Lo decimos porque nos lo preguntan y porque preferimos no vender un proyecto que no se va a pagar solo:

  • Si toda tu gestión administrativa la lleva una asesoría externa y tú apenas entras en las sedes. Entonces el problema no es tuyo, y lo que hay que revisar es el apoderamiento, no montar automatismos.
  • Si presentas dos o tres modelos al año. Con ese volumen, un recordatorio en el calendario resuelve el 90% y no cuesta nada.
  • Si el certificado lo usa una sola persona que además es la que decide. El «se nos pasó» aparece cuando hay varias manos y nadie es responsable del buzón; con una sola, no hay nada que coordinar.
  • Si aún no tienes claro quién debe enterarse de cada notificación. Automatizar un aviso sin destinatario definido solo traslada el problema: el correo llega, y sigue sin abrirlo nadie. Primero se decide quién responde de qué.

Por dónde empezar esta semana

  • Mira la fecha de caducidad de tu certificado y ponle un recordatorio a 90 días vista.
  • Comprueba que el cargo de administrador está inscrito y vigente en el Registro Mercantil. Si no lo está, arréglalo antes de necesitar el certificado, no después.
  • Decide quién vigila el buzón de notificaciones y qué pasa cuando esa persona está de vacaciones.
  • Haz una copia de seguridad del certificado con su clave privada, fuera del equipo donde lo usas.

Preguntas frecuentes

¿Cuánto tarda en emitirse el certificado de empresa?

Depende de si el cargo está ya inscrito. Con la inscripción en regla y la documentación correcta, el trámite es cuestión de días. Si hay que inscribir el cargo primero, el plazo lo marca el Registro Mercantil, no la FNMT.

¿Puedo renovarlo si se me pasó la fecha por poco?

No. La renovación telemática solo existe dentro de los 60 días previos a la caducidad. Pasada esa fecha, la vía es solicitarlo de nuevo desde el principio.

¿Sirve el certificado de persona física para actuar por la empresa?

Para actuar en nombre propio, sí.

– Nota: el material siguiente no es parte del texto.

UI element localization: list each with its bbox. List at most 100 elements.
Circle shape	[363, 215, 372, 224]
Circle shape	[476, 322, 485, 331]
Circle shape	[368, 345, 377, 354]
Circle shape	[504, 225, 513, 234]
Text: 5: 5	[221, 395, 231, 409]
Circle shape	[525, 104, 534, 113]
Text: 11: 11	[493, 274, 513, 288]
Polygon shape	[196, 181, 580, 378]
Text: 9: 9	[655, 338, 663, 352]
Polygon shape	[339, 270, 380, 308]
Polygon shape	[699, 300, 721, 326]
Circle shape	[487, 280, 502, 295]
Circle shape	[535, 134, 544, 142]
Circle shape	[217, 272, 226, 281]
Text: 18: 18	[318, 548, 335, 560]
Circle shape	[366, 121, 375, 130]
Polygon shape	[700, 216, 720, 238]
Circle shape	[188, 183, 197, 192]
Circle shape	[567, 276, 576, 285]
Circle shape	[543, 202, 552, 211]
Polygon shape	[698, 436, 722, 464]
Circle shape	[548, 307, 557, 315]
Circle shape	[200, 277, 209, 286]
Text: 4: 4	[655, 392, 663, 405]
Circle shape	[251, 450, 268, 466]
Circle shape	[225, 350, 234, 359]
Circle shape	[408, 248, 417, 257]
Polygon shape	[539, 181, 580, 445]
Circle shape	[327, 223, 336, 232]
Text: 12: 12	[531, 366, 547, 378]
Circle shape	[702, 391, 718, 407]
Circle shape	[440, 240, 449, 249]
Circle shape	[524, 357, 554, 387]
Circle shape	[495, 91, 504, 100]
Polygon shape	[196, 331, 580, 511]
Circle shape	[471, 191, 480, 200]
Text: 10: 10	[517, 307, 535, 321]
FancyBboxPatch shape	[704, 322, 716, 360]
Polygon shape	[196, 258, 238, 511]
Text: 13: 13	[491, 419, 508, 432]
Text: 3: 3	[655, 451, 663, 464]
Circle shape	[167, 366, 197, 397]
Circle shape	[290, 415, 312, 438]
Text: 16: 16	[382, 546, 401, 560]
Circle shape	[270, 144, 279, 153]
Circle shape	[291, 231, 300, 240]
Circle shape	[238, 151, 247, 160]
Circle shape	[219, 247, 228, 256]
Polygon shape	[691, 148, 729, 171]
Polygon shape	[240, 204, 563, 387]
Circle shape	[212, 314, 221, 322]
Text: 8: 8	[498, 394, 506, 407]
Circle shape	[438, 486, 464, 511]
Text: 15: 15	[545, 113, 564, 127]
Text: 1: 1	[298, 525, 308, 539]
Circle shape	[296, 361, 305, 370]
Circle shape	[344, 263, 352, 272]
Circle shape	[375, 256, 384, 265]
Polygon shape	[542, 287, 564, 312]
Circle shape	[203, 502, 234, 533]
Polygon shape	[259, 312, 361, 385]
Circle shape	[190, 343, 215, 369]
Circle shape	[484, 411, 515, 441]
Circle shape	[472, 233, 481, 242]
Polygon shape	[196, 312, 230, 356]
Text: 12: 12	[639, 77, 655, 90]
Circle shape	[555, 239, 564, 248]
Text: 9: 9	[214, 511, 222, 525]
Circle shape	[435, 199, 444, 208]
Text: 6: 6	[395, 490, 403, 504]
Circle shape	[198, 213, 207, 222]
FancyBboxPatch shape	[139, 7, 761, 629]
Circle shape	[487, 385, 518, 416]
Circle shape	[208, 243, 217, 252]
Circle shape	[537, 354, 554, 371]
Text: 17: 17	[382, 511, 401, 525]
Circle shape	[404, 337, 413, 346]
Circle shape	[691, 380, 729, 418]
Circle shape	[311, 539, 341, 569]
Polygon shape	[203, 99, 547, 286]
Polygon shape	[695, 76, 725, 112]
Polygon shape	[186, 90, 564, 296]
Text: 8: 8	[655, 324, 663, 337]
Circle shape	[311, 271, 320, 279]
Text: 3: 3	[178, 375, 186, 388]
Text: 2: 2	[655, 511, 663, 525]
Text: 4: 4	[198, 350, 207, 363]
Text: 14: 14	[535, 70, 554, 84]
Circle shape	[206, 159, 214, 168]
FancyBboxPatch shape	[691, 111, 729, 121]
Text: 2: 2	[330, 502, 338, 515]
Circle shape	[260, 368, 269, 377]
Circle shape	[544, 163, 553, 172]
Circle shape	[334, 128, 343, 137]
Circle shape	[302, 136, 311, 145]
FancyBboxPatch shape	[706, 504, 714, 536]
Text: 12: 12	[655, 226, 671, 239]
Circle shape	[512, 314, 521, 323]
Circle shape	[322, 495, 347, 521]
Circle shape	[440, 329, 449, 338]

Para representar a la sociedad, no: ahí necesitas uno de los tres certificados de representante, y algunas sedes rechazan directamente el de persona física.

¿Puedo tenerlo instalado en varios ordenadores?

Sí, exportándolo con su clave privada e importándolo en el otro equipo. Cuantas más copias haya, más importa saber exactamente dónde están: cada copia puede firmar en nombre de tu empresa.